Runner up Finish Could Cost LeBron and D-Wade $15 million
LeBron James and Dwayne Wade cost themselves a combined $10 million to $15 million in potential new endorsements. Dirk Nowitzki has a boatload of cash in front him – if he wants it.
That’s the gist of NBA Finals endorsement wrapup, according to sports marketing expert Bob Dorfman of San Francisco-based Baker Street Advertising. The most compelling story of a compelling postseason seems to be mysterious case of LeBron James disappearing in the fourth quarter of some key games, an angle already set against the story line of LeBron as villain, brought about by his unpopular “decision” last summer.
And it’s certainly true that LeBron’s failure to capture a ring this year hurts his sponsorship growth potential, at least for now. What’s interesting to note, though, is that while the whole world seems to be piling on LeBron in the immediate wake of the series, the man still sells like crazy. Dorfman points to a slew of evidence: James’ top selling NBA jersey, his featured spots for McDonald’s, State Farm and Sprite that ran during the finals, plus a roll in the upcoming movie “Ballers,” a basketball comedy. So don’t count on James losing any of his $30 million annual endorsement portfolio. “LeBron’s brand is global, and his celebrity transcends his sport,” says Dorfman. At the same time, he estimates that the polarization of the LeBron, combined with his failures in the clutch, probably cost him some $10 million in new opportunities.

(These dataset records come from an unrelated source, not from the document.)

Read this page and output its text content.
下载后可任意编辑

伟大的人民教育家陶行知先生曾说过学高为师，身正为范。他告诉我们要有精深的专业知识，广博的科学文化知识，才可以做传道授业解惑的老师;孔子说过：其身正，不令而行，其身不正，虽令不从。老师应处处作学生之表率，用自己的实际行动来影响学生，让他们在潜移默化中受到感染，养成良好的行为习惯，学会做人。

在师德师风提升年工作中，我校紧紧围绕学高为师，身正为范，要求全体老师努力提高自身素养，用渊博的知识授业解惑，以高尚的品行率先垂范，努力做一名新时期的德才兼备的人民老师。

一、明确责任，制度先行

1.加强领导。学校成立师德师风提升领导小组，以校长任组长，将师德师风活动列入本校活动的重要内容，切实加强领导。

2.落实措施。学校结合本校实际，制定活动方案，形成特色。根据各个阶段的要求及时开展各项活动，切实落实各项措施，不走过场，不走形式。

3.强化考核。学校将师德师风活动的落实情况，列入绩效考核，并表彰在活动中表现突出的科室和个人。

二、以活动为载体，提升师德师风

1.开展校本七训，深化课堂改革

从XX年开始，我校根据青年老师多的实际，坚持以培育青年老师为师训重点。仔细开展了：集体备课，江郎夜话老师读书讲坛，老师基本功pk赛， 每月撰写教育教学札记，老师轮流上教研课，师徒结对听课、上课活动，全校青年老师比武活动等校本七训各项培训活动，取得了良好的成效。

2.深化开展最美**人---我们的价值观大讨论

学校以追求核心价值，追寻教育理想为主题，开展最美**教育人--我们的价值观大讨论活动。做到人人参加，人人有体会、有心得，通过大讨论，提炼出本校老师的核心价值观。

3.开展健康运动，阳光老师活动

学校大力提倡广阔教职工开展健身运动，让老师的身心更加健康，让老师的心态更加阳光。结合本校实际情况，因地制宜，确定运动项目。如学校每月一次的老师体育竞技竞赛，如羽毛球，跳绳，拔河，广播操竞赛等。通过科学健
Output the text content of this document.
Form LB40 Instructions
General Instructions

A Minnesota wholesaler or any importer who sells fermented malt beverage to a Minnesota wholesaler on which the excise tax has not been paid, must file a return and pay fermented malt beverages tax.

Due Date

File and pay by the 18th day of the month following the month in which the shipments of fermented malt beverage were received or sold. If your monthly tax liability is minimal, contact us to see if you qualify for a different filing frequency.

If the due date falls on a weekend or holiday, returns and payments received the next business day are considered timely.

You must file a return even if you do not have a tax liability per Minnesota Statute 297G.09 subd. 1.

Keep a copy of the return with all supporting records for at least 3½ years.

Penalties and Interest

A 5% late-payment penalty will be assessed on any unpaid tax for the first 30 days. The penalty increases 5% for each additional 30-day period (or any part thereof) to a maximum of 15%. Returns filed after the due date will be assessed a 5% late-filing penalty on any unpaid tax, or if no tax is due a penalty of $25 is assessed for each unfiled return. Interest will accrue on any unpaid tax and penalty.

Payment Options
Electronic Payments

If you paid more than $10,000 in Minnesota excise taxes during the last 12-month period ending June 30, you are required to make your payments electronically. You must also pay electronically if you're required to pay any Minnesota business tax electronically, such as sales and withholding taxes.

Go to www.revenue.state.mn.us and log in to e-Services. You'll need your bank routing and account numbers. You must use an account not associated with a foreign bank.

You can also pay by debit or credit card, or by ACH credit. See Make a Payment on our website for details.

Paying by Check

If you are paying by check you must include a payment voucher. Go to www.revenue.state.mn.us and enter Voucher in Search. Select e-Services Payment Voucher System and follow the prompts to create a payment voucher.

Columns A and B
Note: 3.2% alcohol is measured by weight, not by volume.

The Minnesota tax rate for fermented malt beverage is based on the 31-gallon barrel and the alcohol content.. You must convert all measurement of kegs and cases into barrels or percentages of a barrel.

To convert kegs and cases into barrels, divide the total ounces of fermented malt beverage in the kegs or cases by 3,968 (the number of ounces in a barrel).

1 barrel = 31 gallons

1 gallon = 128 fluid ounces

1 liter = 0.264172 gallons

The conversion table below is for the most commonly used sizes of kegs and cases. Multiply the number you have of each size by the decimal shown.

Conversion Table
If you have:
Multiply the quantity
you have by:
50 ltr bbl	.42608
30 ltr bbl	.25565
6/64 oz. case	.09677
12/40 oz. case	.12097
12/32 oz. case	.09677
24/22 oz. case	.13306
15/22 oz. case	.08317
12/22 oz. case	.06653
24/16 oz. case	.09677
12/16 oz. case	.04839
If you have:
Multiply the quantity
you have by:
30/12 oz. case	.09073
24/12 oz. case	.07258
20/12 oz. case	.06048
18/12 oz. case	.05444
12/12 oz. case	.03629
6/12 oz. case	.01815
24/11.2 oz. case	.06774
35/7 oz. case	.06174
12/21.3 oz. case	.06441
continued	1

Dwayne Wade, never in LeBron’s class as a marketer to begin with, forfeited “a few million” in potential new earnings thanks to the Heat’s failure to take the title, estimates Dorfman. Wade’s most significant off the court business are his T-Mobil spots. On the plus side: Wade, a mostly low-key star, didn’t have as far to fall as LeBron did. He already has a ring from 2006, and he outplayed LeBron in the finals. But as he pushes 30, “Unless the Heat go all the way next season, marketers may find their money will be better spent on younger stars like Kevin Durant, Derrick Rose or Blake Griffin,” says Dorfman.
The wild card in all this is Nowitzki, a 13-year NBA star who now adds champion to his resume. Dorfman thinks he could easily rake in $3 million to $5 million in annual endorsement cash.
Thing is, Nowitzki isn’t particularly charismatic, and he’s never shown much interest in chasing endorsements. Ironically, that approach is now a huge potential asset for Nowitzki, whose regular guy persona was beamed to a huge audience during the finals.
Should he change his tune, Dorfman has the perfect suggestion: leveraging Dirk’s Game Four effort, in which he overcame a 102 degree fever to help the Mavs pull out a key win, into a pitchman spot for Bayer Aspirin, Campbell’s chicken soup or Lipton Tea. Or, asks Dorfman, “How about an “I’m going to Euro Disneyland’ spot?”